After breaking up with his boyfriend, Thorpe takes the viewer on a humorous, but sometimes painful journey to discovering how really “gay” the voice can be, especially his own. As he struggles on trying the process of “straightening” out his voice, because he believes that people will not take you seriously if your voice sounds different than it should, he learns that other gay men – close friends, celebrities, and total strangers feel strange about their own gay-sounding voices as well. This process becomes even more important as we witness clips of an awful Rush Limbaugh rant and a local news story about a horrific anti-gay beating of a young gay teenager who was savagely bullied while classmates looked on and didn’t say anything. Shocking truths reveal that after interviewing fellow gay men in New York, where he lives, Thorpe finds out that even they are ostracized by other gay men because of their effeminate voices.
During the journey, he takes steps that will eventually make him stronger: seeking the help of two famous linguists to expose the myths and facts about “sounding gay”. Archive footage from pop-culture icons such as Liberace and Paul Lynch influence him to consider his sense of self while revisting his past with former classmates and friends. With the help and wisdom of famous LGBT celebrities like Tim Gunn, Dan Savage, David Sedaris, and George Takei, he successfuly begins to put the pieces of his vocal anxiety together.
In the end, his discovers that his voice is what makes the man that he is. It is an accurate suggestion that in order to be true to yourself, you must find the courage to accept everything that completes you, including your voice, no matter how high or low, or how gay or straight it is. This is the way to eventually and personally understand the uniqueness and strength in you.

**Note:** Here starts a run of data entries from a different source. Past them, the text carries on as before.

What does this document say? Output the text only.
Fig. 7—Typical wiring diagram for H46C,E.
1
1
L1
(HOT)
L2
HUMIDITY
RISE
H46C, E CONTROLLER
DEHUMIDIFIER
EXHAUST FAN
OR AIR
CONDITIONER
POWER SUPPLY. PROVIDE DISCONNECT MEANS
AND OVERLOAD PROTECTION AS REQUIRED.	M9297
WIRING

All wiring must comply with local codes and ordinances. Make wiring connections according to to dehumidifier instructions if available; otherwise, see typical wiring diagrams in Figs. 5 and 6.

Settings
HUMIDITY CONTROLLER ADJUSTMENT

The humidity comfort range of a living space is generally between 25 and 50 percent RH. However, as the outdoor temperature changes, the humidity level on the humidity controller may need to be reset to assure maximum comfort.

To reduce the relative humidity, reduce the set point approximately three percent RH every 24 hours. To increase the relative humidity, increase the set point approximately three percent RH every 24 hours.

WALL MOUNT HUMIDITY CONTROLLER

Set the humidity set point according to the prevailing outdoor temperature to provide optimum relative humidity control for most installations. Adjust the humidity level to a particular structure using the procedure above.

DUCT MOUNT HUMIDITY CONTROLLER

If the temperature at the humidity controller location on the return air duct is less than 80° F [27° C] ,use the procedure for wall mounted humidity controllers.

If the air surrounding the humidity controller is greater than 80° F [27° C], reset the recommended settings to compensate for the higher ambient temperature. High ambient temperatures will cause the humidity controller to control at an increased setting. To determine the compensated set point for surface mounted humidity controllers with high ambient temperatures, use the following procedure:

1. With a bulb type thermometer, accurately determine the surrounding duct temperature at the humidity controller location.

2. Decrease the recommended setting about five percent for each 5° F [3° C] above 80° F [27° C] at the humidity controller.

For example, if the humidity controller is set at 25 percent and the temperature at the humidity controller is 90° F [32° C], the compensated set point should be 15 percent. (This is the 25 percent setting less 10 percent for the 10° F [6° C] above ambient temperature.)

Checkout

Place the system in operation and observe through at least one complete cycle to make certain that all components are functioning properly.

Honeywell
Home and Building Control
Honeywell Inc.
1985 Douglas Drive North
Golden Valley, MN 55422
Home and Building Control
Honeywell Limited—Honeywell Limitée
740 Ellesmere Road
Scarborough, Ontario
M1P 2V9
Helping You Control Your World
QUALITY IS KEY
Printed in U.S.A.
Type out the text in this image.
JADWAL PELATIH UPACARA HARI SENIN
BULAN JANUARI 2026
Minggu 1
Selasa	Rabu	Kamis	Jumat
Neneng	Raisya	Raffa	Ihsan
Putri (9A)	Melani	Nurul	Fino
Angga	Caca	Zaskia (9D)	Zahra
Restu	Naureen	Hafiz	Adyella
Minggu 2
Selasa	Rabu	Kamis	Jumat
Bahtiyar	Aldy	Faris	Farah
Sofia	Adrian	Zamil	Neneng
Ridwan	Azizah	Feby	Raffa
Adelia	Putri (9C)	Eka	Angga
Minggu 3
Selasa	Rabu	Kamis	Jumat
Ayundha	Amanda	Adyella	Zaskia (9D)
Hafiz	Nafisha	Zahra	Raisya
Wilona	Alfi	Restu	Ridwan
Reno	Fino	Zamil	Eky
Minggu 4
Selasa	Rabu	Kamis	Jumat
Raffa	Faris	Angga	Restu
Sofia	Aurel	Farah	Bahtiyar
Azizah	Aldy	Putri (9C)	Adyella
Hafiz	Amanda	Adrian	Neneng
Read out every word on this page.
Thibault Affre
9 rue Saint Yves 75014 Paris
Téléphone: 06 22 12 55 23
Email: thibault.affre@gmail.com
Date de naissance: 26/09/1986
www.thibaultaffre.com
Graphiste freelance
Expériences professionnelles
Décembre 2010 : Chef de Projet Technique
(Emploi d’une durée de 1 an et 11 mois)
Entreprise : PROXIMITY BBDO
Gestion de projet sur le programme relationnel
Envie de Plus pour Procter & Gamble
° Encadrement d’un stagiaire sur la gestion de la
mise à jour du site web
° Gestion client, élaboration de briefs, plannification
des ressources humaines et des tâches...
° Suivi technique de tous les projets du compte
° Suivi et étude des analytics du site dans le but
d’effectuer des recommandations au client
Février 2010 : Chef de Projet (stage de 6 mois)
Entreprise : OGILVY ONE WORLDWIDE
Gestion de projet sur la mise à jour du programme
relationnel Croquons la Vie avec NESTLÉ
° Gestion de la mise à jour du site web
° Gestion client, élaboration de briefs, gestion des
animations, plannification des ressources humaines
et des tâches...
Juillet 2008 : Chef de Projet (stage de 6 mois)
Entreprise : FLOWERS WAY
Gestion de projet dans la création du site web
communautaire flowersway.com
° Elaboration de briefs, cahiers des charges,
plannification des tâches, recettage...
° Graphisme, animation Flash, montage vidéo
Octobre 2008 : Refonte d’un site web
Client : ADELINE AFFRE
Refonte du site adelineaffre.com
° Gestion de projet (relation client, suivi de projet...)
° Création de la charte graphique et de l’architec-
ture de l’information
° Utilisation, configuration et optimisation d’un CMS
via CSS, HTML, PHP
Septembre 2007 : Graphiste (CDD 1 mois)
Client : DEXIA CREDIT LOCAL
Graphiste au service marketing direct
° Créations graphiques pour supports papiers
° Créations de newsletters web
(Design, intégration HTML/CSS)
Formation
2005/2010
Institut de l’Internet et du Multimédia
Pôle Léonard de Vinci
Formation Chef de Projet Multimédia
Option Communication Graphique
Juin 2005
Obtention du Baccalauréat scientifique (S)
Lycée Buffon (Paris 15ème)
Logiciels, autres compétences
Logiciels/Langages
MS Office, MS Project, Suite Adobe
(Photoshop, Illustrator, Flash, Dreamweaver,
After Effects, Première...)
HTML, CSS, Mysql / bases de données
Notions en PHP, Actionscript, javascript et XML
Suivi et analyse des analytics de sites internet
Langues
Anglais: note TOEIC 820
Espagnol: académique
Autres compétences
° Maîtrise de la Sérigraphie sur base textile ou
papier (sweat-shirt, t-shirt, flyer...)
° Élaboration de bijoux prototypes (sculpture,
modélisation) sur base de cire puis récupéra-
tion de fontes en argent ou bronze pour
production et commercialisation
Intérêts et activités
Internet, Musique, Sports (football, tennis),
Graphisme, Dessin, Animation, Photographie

What I loved about this documentary is that Thorpe didn’t take the common approach to telling his story and the stories of other gay and lesbian individuals, he gives the subject matter an uncommon and taboo-breaking relevance that should be explored more often. It is not your typical LGBT documentary; it makes you laugh, cry and really think truthfully what its like to be a gay, lesbian, bisexual, or transgendered person from their point-of-view. In my opinion, it is a must see.